Another option is to user features and constraints. You can assign features to nodes, then specify a constraint in the job submission file. It may seem odd, but you could assign a feature of “nogpu” or “gpu” and then jobs could request that specifically. In this case, something like what others suggested with the lua plugin might be the most efficient, but this works without any plugins, etc.
Warmest regards,
Jason
This might be more appropriate for its own discussion thread, but here goes:
If there is a GPU partition, then a user who runs jobs there without requesting GPU might not be necessarily a bad thing. Yes, there are users who just want compute and may not know (or care) that by grabbing all the CPUs on a node they block the GPU resources from the users who need them. On the other hand, on our cluster we often see a great many CPUs in the GPU partition sit idle while GPU jobs using only a few CPUs chug away. The GPU partition offers a huge amount of CPU compute, and if the CPU-only folks can get a little guidance on how to run in the GPU partition (e.g. don’t use all the available cores if GPUs are idle, or only run on GPU nodes where all GPUs are allocated, etc) resources can be shared efficiently.
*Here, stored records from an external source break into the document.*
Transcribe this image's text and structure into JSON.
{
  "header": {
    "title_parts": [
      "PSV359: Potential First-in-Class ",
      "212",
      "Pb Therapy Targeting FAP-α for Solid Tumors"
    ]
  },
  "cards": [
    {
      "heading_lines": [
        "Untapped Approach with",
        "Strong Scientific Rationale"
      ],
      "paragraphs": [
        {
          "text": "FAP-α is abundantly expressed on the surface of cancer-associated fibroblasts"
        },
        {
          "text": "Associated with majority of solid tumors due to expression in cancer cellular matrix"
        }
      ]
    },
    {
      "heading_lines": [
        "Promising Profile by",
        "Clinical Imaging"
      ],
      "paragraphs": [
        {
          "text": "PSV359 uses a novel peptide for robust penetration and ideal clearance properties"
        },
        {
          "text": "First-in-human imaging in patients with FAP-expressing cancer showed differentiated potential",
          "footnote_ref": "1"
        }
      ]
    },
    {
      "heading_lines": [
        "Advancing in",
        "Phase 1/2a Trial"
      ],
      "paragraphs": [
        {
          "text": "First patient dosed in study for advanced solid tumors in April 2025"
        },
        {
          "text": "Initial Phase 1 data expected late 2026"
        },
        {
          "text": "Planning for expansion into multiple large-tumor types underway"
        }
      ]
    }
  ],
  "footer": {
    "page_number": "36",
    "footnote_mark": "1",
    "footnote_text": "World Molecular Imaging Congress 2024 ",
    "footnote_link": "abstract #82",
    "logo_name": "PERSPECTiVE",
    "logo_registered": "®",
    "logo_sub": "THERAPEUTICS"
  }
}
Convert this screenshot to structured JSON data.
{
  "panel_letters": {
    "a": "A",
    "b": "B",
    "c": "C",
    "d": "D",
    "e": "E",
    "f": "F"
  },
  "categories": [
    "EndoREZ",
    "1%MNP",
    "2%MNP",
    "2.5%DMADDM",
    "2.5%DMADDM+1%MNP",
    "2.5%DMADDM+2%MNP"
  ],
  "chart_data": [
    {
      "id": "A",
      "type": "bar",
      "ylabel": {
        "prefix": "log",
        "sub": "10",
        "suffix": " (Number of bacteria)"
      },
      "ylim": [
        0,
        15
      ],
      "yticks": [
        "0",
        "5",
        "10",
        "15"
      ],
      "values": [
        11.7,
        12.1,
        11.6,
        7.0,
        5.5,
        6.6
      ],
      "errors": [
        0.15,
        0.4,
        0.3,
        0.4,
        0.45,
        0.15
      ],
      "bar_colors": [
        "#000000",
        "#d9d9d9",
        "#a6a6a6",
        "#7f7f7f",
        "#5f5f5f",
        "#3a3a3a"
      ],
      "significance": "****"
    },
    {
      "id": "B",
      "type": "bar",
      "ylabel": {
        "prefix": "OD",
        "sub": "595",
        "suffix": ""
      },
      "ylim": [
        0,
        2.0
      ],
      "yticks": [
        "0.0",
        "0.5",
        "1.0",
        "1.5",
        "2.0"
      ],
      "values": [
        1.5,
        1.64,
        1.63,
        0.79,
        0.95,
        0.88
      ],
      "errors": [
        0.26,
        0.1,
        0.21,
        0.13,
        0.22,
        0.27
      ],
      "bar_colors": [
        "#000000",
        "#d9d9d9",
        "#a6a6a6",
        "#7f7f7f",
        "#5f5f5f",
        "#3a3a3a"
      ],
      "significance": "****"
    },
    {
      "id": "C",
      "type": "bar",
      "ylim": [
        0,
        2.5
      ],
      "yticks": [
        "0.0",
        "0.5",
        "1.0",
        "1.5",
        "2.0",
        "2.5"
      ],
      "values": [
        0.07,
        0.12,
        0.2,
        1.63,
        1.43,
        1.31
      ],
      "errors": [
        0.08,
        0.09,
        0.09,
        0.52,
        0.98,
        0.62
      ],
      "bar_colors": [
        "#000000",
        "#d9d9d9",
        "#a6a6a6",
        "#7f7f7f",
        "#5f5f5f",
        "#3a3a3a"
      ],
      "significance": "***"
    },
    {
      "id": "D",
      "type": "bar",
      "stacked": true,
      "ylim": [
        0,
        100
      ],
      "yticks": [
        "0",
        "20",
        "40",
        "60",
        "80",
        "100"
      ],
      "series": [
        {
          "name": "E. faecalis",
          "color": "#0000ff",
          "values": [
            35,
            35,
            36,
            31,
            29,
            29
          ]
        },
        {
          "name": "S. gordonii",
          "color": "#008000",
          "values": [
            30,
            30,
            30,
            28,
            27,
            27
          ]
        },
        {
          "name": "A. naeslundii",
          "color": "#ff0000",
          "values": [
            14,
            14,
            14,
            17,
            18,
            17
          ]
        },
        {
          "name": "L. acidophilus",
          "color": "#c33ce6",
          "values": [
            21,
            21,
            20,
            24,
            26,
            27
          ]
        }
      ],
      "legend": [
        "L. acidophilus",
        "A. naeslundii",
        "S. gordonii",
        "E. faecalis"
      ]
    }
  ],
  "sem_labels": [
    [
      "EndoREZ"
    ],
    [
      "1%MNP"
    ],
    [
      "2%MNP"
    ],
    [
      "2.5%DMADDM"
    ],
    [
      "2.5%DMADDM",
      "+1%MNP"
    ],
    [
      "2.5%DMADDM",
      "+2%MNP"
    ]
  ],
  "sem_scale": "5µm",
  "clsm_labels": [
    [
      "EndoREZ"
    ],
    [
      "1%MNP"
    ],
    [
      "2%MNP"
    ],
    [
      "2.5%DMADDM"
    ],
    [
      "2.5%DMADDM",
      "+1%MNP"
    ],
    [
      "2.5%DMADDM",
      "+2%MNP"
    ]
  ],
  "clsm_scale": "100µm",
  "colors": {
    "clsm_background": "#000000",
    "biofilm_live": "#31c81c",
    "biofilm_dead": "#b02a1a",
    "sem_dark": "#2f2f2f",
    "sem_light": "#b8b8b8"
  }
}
Though this thread is dated, I’d like to contribute by elaborating on using QOS. You’ll need to incorporate your GRES/GPU into your slurm.conf under AccountingStorageTRES, similar to the following:
AccountingStorageTRES=gres/gpu,gres/gpu:h100,gres/gpu:a100,gres/gpu:rtx6000
PartitionName=gpu ... QOS=gpu
Afterward, execute:
systemctl restart slurmctld
scontrol reconfigure
Additionally, add QOS settings:
sacctmgr add qos gpu set MinTRESPerJob=gres/gpu=1